At fifteen, my father ran away from his widowed mother to fight the Japanese.

“I’ll come back with a PhD and serve my country with better English and knowledge,” I pledged at the farewell party in Beijing.

Home — 家 — Jia: a roof under which animals live.

When asked where I’m from,
I say “Weihai,” even though
nobody knows where it is,
even though I’ve never been to the place.

He lost his left ear in a bayonet fight with a Japanese soldier. Two years later, American cannons split his eardrums.

The night I arrived at JFK, the Mets won the World Series and the noise on the street went on till dawn. I got up and went to work in my sponsor’s antique shop in Manhattan.

The bag lady stopped her cart on the busy street and peed onto a subway grate.

“Did you jump or fly?” asked my landlady from her mah-jongg table.

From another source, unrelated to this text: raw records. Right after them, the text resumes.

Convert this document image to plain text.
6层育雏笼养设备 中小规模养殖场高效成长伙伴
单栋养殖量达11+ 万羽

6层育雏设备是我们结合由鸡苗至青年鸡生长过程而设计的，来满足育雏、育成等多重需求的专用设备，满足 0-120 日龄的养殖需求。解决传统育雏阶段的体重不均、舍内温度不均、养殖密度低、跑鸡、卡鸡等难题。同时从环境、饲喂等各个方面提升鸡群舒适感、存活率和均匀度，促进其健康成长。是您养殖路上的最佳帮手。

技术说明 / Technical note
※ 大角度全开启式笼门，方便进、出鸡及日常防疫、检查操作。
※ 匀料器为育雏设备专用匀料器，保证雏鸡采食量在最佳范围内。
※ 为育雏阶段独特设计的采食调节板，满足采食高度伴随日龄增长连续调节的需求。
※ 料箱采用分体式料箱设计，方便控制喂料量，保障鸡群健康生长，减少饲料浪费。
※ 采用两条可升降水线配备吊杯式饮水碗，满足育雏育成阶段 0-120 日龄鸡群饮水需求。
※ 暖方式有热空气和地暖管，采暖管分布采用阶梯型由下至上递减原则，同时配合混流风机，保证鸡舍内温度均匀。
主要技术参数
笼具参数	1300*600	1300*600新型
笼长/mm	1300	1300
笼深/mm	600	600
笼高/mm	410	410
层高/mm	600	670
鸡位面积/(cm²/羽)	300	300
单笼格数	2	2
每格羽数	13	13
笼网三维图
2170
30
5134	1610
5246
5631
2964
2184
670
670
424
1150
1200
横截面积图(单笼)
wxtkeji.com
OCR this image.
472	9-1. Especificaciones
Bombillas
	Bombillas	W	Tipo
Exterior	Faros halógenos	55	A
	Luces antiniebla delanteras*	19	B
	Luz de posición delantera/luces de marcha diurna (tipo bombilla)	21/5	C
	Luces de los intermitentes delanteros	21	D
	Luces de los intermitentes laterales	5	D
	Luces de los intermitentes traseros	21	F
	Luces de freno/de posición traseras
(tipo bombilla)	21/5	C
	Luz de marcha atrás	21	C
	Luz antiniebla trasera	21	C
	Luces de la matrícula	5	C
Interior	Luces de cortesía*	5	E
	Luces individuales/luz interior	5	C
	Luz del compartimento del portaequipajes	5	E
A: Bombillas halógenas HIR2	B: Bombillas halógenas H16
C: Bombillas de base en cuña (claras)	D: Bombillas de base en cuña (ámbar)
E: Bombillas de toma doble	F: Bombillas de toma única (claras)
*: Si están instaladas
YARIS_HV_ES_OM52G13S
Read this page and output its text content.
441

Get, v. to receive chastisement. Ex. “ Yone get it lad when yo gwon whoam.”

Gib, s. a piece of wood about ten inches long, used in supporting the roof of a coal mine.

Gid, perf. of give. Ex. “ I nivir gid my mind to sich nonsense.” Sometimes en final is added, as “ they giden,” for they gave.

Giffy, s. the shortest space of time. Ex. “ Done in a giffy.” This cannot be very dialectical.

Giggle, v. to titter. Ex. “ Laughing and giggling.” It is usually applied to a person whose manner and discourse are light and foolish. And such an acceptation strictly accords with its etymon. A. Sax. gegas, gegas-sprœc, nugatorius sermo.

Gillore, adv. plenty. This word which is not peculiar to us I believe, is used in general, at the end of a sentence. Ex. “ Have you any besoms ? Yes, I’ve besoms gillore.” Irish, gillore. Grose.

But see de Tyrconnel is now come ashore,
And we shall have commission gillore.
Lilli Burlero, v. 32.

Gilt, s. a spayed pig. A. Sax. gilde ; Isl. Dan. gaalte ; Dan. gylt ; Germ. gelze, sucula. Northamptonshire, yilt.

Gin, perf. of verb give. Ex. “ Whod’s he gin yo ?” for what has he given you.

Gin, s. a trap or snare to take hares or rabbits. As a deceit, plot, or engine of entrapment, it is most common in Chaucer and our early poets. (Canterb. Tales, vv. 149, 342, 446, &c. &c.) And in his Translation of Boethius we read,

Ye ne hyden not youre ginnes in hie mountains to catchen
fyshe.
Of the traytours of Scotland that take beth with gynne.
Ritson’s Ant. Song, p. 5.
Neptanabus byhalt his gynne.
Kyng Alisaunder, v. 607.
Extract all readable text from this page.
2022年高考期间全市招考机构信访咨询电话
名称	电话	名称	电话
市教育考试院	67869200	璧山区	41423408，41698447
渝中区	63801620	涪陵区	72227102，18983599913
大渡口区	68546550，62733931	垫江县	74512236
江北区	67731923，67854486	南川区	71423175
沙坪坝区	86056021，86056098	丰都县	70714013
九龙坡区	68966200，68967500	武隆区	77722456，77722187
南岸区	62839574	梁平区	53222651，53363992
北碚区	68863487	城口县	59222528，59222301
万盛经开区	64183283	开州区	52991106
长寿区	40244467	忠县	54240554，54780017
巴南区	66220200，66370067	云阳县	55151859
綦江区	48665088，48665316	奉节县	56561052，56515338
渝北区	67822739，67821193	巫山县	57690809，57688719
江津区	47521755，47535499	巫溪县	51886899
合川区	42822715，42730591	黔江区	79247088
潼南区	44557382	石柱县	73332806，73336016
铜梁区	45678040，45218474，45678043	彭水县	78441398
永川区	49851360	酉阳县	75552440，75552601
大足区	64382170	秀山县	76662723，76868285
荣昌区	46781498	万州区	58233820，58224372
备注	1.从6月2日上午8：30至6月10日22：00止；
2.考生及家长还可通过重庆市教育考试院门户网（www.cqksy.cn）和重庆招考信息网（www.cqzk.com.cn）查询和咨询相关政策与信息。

Then she laughed and told me that her husband had jumped ship ten years ago. When he opened his fifth Chinese takeout, he bought her a passport and flew her to Queens.

The only thing he liked to talk about was his old home, Weihai, its plump sea cucumbers and sweet apples, men with broad shoulders, thick thighs, and girls with long braids making steamed bread.

“Back home, I had no money, but I never felt poor,” she said, shivering behind her fruit stand. “Here, if my money goes down below four figures, I panic.” She scanned the snow-covered streets of Chinatown. “I guess I really don’t want to be homeless here.”

I hired the babysitter when she mentioned her hometown was Weihai.

The president visited the rice paddies in Vietnam where a pilot had been downed thirty-three years ago.

My father tried to return to Weihai after his discharge from the Navy. With his rank, he could find work only in a coal mine town nearby. My mother refused to go. He went alone, and got sick with TB. Mother ordered me to date the county administrator’s son so he could help father come home.

“No, I’m not sad.” The street kid shook her head.
“How can I miss something I’ve never had?”

On her sixtieth birthday, my grandma went home to die, sailing from the island to Shanghai, from Shanghai to Yantai, then two buses to Weihai. I carried her onto the big ship at the Shanghai Port, down to the bottom, where she’d spend three days on a mattress, on the floor, with hundreds of fellow passengers. “How are you going to make it, Grandma?” I asked. She pulled out a pair of embroidered shoes from her parcel and placed them between my feet. “My heart and liver, come to 老家 soon, before it’s too late.”

House — 房 — fang: a door over a square, a place, a direction.

He never lost his accent, never learned Mandarin or the island dialect.

Weihai, a small city
in Shandong Province,
on the coast of the North China Sea,
a home, where my grandfather
and his father were born,
where my grandma married,
raised her children, and
now lies in the yam fields,
nameless, next to her husband,
an old frontier to fend off Japanese pirates,
a place I come from, have never seen.
It’s my 老家 lao jia, old home.

Back from America, my mother furnished her home on the island, bought an apartment in a suburb of Shanghai, and is seeking a third one in Beijing. “A cunning rabbit needs three holes,” she wrote to us, demanding our contributions.

They swore, before boarding the ship, that they’d send money home to bring more relatives over; in return, they were promised that if they died, their bodies would be sent back home for burial.

I drink American milk — a few drops in tea.
I eat American rice — Japanese brand.

Chinese comes to me only in dreams — in black-and-white pictures.

My mother buried her husband on the island, where he lived for forty years.

Room — 屋 — wu: a body unnamed and homeless until it finds a destination.

We greet a stranger with
“Where are you from?”
When we meet a friend on the street, we say,
“Where have you been? Where are you going?”

家 — a roof under which animals live
房 — a door over a square, a place, a direction
屋 — a body unnamed and homeless until it finds a destination

                                    — my tangled roots for old home.